Crowd on GEO: Why AI Search is About Entities, Not Links
The shift to generative AI is not just changing how users search. It is redefining how information is evaluated behind the scenes.
In this edition of The GEO Series, Arunya Joshi, SEO Manager at Crowd, offers a perspective that captures this transformation clearly: the move from link-based ranking systems to entity-driven visibility.
Based in Amsterdam, Crowd represents a more advanced stage of GEO adoption — where generative search is already embedded into both strategy and measurement.
GEO Strategy & Services
At Crowd, GEO is not treated as an experimental add-on, but as a natural evolution of advanced SEO.
However, what makes their approach stand out is the depth of measurement and AI-specific metrics built into their framework.
Rather than focusing solely on rankings or traffic, Arunya and her team analyze:
- How often a brand is mentioned
- How it is described
- How accurately it is represented
This signals a broader shift: GEO is not just about being visible, but about how a brand exists within AI-generated narratives.
What Crowd’s GEO Services Include
Crowd’s GEO work centres on one key idea: how brands appear inside AI-generated answers.
To support this, their work spans several layers:
- Analyzing where and how a brand shows up across generative platforms
- Shaping content so it can be more easily interpreted and reused by AI systems
- Strengthening entity signals to improve recognition and attribution
- Tracking how a brand is described and positioned within responses
What becomes clear is that the focus has shifted.
Visibility is no longer just about being found.
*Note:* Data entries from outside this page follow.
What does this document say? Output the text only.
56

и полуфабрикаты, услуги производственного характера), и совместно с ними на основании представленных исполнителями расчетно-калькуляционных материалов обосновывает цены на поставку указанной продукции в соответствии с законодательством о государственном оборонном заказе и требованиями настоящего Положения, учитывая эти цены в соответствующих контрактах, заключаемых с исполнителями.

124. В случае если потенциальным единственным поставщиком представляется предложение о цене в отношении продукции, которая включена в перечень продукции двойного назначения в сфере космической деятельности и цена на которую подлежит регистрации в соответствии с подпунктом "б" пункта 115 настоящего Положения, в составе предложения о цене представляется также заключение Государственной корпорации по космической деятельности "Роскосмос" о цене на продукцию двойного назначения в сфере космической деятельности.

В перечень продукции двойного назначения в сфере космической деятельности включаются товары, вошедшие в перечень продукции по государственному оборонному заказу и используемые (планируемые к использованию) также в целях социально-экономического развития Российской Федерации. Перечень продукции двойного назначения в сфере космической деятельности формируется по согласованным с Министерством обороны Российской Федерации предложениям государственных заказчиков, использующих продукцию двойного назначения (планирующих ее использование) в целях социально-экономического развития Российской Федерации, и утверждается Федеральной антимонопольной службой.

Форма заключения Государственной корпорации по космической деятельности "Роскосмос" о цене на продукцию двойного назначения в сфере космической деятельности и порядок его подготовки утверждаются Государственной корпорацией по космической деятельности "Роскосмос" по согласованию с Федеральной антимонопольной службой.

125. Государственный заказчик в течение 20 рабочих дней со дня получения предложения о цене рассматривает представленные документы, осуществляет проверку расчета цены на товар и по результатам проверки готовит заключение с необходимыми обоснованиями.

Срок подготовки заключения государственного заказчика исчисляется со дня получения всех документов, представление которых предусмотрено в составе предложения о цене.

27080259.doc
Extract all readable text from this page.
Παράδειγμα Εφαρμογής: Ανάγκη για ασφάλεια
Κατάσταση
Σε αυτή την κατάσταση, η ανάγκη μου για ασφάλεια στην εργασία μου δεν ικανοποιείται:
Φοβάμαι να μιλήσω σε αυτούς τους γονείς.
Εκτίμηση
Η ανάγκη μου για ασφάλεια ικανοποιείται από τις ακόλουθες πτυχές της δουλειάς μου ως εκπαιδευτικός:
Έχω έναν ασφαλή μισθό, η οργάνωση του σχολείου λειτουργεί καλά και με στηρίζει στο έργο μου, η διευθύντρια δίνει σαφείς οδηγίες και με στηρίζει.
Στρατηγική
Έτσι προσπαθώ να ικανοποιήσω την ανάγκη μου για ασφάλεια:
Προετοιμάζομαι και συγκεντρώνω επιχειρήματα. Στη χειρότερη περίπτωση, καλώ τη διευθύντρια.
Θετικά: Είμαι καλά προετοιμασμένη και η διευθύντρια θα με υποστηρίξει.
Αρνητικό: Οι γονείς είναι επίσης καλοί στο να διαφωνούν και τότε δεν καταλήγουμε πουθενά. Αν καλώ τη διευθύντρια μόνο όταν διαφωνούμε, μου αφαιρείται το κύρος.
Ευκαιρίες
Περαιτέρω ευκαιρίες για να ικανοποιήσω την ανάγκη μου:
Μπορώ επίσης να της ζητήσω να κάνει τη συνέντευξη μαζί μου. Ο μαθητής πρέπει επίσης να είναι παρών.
It’s about how a brand is presented once it is surfaced.
This changes the role of optimization. The goal is not simply to increase exposure, but to influence how consistently and accurately a brand is represented across AI environments.
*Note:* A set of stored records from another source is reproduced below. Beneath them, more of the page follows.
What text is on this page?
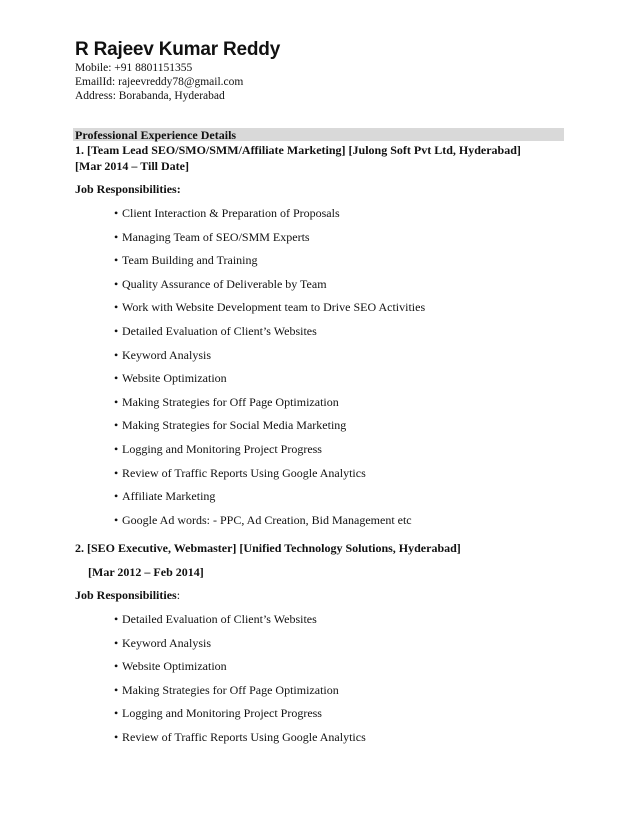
R Rajeev Kumar Reddy
Mobile: +91 8801151355
EmailId: rajeevreddy78@gmail.com
Address: Borabanda, Hyderabad
Professional Experience Details
1. [Team Lead SEO/SMO/SMM/Affiliate Marketing] [Julong Soft Pvt Ltd, Hyderabad]
[Mar 2014 – Till Date]
Job Responsibilities:
• Client Interaction & Preparation of Proposals
• Managing Team of SEO/SMM Experts
• Team Building and Training
• Quality Assurance of Deliverable by Team
• Work with Website Development team to Drive SEO Activities
• Detailed Evaluation of Client’s Websites
• Keyword Analysis
• Website Optimization
• Making Strategies for Off Page Optimization
• Making Strategies for Social Media Marketing
• Logging and Monitoring Project Progress
• Review of Traffic Reports Using Google Analytics
• Affiliate Marketing
• Google Ad words: - PPC, Ad Creation, Bid Management etc
2. [SEO Executive, Webmaster] [Unified Technology Solutions, Hyderabad]
[Mar 2012 – Feb 2014]
Job Responsibilities:
• Detailed Evaluation of Client’s Websites
• Keyword Analysis
• Website Optimization
• Making Strategies for Off Page Optimization
• Logging and Monitoring Project Progress
• Review of Traffic Reports Using Google Analytics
How Crowd Structures GEO Services
At Crowd, GEO is not carved out as a separate service line. Instead, it is woven into existing strategy and delivery.
In practice, this means:
- GEO considerations are built into SEO and content workflows from the start
- Outputs are shaped with AI interpretation in mind
- Visibility is monitored across multiple platforms, not just search
- Insights are fed back into ongoing optimization cycles
This creates a more fluid structure.
GEO becomes something that runs across the entire workflow, not a fixed deliverable, but a continuous layer of refinement.
Seen this way, GEO is less a new channel and more a shift in how all digital activity is evaluated.
How GEO Actually Works
For Arunya Joshi, the shift to GEO is less about adopting entirely new tactics and more about understanding how generative systems process information.
Unlike traditional search engines, generative AI does not retrieve and rank results in isolation. It draws from multiple sources at once, identifying overlap, consistency, and reliability before forming a response.
This changes how content is evaluated.
Instead of focusing on position, AI systems prioritize:
- Clarity of coverage
- Structure and readability
- Consistency across sources
- The ability to be reused within an answer
As a result, visibility is no longer tied to ranking higher but to whether a brand can be selected and incorporated into a response.
For Crowd, this leads to a strong emphasis on:
- Clear topical authority
- Modular, well-structured content
What becomes evident here is the role of structure.
Content that is easier to interpret is more likely to be reused, and in generative environments, reuse is what drives visibility.

Measuring GEO Performance
This shift becomes even more visible when it comes to measurement.
At Crowd, performance is tracked using:
- AI Share of Voice
- AI-assisted branded and organic search lift
These metrics provide direction, but they don’t fully capture what’s happening. Because in generative environments, visibility does not always translate into traffic.
A brand can appear repeatedly within answers, influence perception, and shape decision-making without generating a click.
This creates a disconnect between presence and measurable outcomes.
As a result, evaluation moves beyond traffic and begins to focus on:
- How often a brand appears
- How consistently it is represented
- How accurately it is described
This is where one of the biggest challenges emerges: “defining and communicating GEO performance in a meaningful way.”

Generative Engine Optimization Tools & Platforms
For Arunya Joshi and the team at Crowd, GEO is shaped as much by where visibility happens as how it is measured.
Today, that visibility is concentrated around a few key platforms, with ChatGPT and Google AI Overviews leading, and Perplexity emerging as a citation-driven layer.
What matters here is not just platform importance, but how differently each platform surfaces information. GEO strategies are no longer universal; they need to adapt to each environment.
To manage this, Crowd combines:
- Foundational tools like Google Search Console and SEMrush
- AI research tools for prompt testing
- GEO-specific platforms such as SEMrush AI Visibility Toolkit and RankPrompt
This reflects a broader reality: there is still no unified GEO stack.
However, as Arunya highlights, the bigger challenge is reporting and storytelling for GEO performance.
As GEO matures, the real differentiator will be the ability not just to improve visibility, but to clearly explain and prove its value.
The Future of GEO
“A natural evolution of SEO within existing structures.”
However, this evolution introduces a fundamental shift in how visibility is defined.
Success will depend less on driving clicks and more on being included in answers themselves.
Brands will need to become credible, consistent, and citable entities.